Buffett accumulated a 4.9 million-share stake in the fast food giant in 1994. He didn't tell anyone until 1996, when an unsealed SEC document revealed he had acquired the position more than a year prior. By the time the investment was revealed, The Associated Press estimated Berkshire had already made a gain of $114.7 million.
Bloomberg uncovered a 1993 letter from Berkshire vice president Marc Hamburg explaining the company's rationale for keeping its investments confidential. "Berkshire believes that good investment ideas are rare, valuable, and subject to appropriation (if not protected) just as are good product or business acquisition ideas," he wrote.
Wells Fargo (WFC - Get Report) has been one of Buffett's biggest investments for decades, so when in 1997 it appeared he had cashed out of the financial giant, it really spooked the market -- so much so that the SEC was forced to re-examine its policies.
In August 1997, Berkshire Hathaway omitted its Wells Fargo holdings in an SEC filing, leading to many reports that it had sold off its stake. Wells Fargo's market value dropped by $1.3 billion within an hour, and a little after 2:30 in the afternoon, the New York Stock Exchange halted trading. Wells Fargo then announced what Berkshire had declined to disclose: It remained a substantial shareholder of the company and had simply shifted its holdings to a confidential filing.
Berkshire had done the same with General Dynamics and Torchmark, which as a result experienced similarly frenzied trading.
The chaotic events caused the SEC to tighten its rules for accepting confidentiality applications and restricting its conditions in 1998.
In November 2011, Buffett disclosed in an SEC filing that Berkshire Hathaway had bought a 5.5% stake in IBM, marking his first major technology investment. The kicker: He had been purchasing the stock for about eight months and was keeping it under wraps in previous filings, instead adding in a footnote warning of the omission of "confidential information."
When news of the investment broke, SEC spokesman John Nestor told Times columnist Andrew Ross Sorkin that the agency tried "to balance the benefits of transparency of how large managers invest with the need to temporarily protect the legitimate confidentiality interests of managers in limited circumstances."
Sorkin also shed light on Buffett's take on piggybacking and keeping investment ideas secret, citing comments from a separate interview. "How would you feel if you had to announce every story idea you had?" Buffett had asked him.

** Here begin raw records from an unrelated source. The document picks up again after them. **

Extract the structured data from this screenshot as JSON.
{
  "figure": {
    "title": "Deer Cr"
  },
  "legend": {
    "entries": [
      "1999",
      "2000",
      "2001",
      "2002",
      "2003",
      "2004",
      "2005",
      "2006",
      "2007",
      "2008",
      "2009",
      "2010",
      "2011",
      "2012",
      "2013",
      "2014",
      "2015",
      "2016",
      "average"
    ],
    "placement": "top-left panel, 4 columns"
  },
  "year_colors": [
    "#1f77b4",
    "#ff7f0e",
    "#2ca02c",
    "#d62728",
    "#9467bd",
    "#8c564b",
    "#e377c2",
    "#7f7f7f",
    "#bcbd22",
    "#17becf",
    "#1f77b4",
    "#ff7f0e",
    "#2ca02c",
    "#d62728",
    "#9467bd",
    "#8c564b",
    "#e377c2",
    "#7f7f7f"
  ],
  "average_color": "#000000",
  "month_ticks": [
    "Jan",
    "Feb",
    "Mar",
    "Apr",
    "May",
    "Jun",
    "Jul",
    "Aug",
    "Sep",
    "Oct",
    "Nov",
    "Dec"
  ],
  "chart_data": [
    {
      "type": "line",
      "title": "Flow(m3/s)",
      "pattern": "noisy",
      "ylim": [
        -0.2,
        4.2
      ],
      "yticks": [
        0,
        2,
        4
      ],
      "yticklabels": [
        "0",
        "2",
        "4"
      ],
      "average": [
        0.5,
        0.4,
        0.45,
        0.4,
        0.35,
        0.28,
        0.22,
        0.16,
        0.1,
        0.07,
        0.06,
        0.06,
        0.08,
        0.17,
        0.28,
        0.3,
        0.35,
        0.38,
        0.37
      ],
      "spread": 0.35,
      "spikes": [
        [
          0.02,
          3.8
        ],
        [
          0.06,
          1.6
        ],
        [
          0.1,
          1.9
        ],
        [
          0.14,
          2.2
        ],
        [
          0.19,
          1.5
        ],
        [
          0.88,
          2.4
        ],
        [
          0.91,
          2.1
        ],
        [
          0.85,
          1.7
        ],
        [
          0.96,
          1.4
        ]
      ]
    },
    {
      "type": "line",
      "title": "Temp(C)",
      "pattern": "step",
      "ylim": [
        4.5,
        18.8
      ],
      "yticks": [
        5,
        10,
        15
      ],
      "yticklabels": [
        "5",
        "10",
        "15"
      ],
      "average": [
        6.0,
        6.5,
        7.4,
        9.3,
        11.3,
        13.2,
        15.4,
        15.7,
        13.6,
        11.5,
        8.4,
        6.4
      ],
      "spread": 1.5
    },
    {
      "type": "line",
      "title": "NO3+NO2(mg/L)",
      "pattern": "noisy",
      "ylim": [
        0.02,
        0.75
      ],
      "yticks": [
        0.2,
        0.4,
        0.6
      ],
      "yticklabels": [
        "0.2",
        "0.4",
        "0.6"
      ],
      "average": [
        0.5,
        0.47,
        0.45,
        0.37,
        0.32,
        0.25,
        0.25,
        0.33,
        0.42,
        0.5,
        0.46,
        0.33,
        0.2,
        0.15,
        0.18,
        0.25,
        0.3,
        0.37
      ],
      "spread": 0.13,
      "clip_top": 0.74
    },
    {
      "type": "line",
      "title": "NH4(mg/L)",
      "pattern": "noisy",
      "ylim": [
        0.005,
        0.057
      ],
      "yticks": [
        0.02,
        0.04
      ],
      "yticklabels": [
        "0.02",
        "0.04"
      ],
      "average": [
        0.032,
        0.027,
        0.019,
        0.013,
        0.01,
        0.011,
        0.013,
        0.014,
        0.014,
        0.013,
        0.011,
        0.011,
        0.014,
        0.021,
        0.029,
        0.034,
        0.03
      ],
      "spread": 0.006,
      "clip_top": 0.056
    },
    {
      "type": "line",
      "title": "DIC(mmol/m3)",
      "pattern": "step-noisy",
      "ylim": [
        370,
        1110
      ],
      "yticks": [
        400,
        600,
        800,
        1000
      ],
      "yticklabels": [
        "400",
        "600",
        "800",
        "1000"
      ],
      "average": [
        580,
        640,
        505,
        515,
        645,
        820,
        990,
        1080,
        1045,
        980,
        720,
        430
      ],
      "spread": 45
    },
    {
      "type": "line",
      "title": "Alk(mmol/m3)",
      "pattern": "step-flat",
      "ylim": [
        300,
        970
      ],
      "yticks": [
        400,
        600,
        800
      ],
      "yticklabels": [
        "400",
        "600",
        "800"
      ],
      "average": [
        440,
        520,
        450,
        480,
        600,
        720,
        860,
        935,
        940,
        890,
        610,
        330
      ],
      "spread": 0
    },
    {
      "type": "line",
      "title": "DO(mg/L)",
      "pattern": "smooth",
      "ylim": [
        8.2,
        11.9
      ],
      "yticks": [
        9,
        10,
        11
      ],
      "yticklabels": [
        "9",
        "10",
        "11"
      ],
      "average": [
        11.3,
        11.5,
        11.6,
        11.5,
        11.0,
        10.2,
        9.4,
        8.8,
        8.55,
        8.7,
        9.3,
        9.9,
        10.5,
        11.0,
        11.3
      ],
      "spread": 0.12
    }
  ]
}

In November 2014, the media were abuzz with news that Buffett appeared to have dumped his stake in agriculture and forestry equipment manufacturer Deere (DE - Get Report) , unloading all of the nearly 4 million shares reported in the previous quarter and closing out a position he had initiated in 2012. What many missed was that little note in his 13F filing warning that "confidential information" had been left out of the public report.
A few months later, we found out what.
In February, Buffett's holdings disclosure revealed he had actually not sold a share of Deere. Instead, he had bought it, upping his stake to more than 17 million shares -- an approximately $1.5 billion omission.
Buffett pulled yet another fast one on piggybackers in August 2015, this time with energy company Phillips 66 (PSX - Get Report) . His 13F filing, corresponding to holdings as of June 30, listed no PSX shares -- again including the confidentiality clause and again leading to reports of a sale.
Just a few weeks later in September, Phillips 66 reappeared among Buffett's holdings in an amended 13F filing indicating that Berkshire hadn't sold the stock after all. Instead, he had added to his position and holds 29.7 million shares valued at $2.4 billion as of the end of the second quarter.
He talked up the buy and his take on it in an interview with CNBC. "Phillips 66 is not a pure refiner -- they've got a big chemicals division, a midstream business, so we're buying it as a refiner [and] we're certainly not buying it as an integrated oil company -- we're buying it because we like the company and we like the management," he said.